On tient son fusil tout près du cœur. Zoom sur l’arme qui masque le corps jusqu’à l’effacer. Fondu au noir. Le plan noir d’une image que l’on recouvre de poudre et de goudron. Exploration de la psyché dans une balade le long d’un trottoir qui ne connaît aucune courbe. Tout de droites et de déviances. On se jette sur les gens sans les toucher, et, de conscience en conscience, on vole leur image, on fait un portrait silencieux de l’Ouest. On le colonise. On y crée des hiérarchies d’argent. L’Ouest est une totalité de la carte qui pourrit de sa roture. Tout en lui creuse une absence. Absence de salut, celui qui va du particulier au collectif, qui se tient dans la chute des anges. Avec leur souhait aux anges de ne plus sauver personne, mais de se sauver avec nous. De tenir l’abstrait à distance. L’arme à feu chargée pour rejoindre la chair des choses malgré la laideur du monde.

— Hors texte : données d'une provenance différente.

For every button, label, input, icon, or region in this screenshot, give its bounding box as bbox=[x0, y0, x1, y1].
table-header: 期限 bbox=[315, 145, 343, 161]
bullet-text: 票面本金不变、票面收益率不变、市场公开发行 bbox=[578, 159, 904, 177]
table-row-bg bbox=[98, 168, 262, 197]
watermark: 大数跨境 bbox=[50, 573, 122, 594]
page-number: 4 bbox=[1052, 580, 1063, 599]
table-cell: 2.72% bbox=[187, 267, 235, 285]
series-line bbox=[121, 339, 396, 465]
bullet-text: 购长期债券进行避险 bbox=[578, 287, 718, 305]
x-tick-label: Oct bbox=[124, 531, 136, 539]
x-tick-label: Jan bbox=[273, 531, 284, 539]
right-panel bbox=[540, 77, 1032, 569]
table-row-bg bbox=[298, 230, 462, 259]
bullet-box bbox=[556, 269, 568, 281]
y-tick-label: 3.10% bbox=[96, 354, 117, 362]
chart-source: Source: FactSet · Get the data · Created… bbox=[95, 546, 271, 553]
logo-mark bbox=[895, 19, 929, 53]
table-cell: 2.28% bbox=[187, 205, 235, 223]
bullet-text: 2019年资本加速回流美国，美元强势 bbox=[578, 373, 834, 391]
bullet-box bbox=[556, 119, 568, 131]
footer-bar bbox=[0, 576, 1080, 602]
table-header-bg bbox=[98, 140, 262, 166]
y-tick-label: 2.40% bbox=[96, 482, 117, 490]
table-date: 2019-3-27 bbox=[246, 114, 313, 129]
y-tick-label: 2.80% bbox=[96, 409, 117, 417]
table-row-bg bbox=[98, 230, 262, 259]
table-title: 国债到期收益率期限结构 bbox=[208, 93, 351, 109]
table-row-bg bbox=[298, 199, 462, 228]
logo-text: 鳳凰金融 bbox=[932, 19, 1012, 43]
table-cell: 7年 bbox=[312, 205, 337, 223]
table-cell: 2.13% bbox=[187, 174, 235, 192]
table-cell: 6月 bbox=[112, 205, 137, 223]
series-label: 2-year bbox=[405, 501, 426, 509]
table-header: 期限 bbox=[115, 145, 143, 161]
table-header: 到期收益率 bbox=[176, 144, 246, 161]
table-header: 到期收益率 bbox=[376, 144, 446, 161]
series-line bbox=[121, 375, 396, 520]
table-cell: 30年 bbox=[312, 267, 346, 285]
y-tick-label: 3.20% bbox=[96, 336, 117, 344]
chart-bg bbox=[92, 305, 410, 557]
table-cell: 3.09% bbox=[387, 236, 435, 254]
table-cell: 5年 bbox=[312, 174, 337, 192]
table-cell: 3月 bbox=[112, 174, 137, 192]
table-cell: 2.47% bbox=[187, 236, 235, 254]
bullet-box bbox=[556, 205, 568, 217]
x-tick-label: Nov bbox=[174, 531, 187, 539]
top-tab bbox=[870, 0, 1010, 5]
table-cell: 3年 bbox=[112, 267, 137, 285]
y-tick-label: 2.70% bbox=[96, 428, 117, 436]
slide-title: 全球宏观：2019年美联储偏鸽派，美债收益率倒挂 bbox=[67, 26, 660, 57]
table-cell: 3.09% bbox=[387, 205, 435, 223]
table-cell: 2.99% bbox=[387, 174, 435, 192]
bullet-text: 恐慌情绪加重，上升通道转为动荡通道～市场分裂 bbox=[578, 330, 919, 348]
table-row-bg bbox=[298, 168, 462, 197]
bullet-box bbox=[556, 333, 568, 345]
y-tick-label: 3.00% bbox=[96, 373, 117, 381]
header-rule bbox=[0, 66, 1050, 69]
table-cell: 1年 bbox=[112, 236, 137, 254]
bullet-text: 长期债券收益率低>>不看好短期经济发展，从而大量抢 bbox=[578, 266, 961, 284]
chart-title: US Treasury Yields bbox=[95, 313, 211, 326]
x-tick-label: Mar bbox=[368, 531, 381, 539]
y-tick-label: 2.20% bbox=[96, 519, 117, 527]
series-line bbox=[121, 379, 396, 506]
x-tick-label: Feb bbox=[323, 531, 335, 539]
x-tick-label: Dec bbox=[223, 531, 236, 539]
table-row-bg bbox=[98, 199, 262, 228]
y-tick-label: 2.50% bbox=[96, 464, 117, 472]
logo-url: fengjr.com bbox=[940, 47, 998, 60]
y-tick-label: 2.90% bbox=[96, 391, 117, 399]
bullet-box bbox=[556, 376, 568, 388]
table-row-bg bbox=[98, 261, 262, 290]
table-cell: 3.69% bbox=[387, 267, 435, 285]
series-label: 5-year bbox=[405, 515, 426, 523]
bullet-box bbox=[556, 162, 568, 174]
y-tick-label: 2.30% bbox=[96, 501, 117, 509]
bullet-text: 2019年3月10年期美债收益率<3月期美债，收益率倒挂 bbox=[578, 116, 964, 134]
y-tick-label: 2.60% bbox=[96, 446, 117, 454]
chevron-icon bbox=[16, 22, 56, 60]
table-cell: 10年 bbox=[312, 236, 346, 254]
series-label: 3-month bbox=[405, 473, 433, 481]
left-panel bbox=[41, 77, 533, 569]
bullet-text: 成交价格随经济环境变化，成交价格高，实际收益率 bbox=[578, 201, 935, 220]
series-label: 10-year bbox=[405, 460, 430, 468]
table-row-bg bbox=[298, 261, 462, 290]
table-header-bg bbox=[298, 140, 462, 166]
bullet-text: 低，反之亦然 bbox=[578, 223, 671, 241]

Étoile solitaire abattue à l’aube du siècle. Le désert est une histoire du dedans. Un terrain vague de la fracture. Les couleurs s’étirent, raturent parfois des villes, mais cette Amérique-là, celle qui vacille sous la chape de ses virtualités, cherche dans sa propre fêlure les voies de sa suture. L’Amérique est l’image de l’Amérique, mais sous la poussière qui poudre celle-ci, sous son incessant commerce, les choses parfois ralentissent, s’effondrent et fabriquent un espace d’évasion. S’évader pour contempler le sable sous le béton, et se souvenir des Apaches et des Comanches pour survivre dans la salissure des jours, et rejoindre leurs esprits qui remuent faiblement sous le vernis de nos colonies.
Réf.
Wim Wenders, Alice in den Städten, 1974 ; Der Amerikanische Freund, 1977 ; Der Himmel über Berlin, 1987 ; Paris, Texas, 1984 ; Don’t Come Knocking, 2005.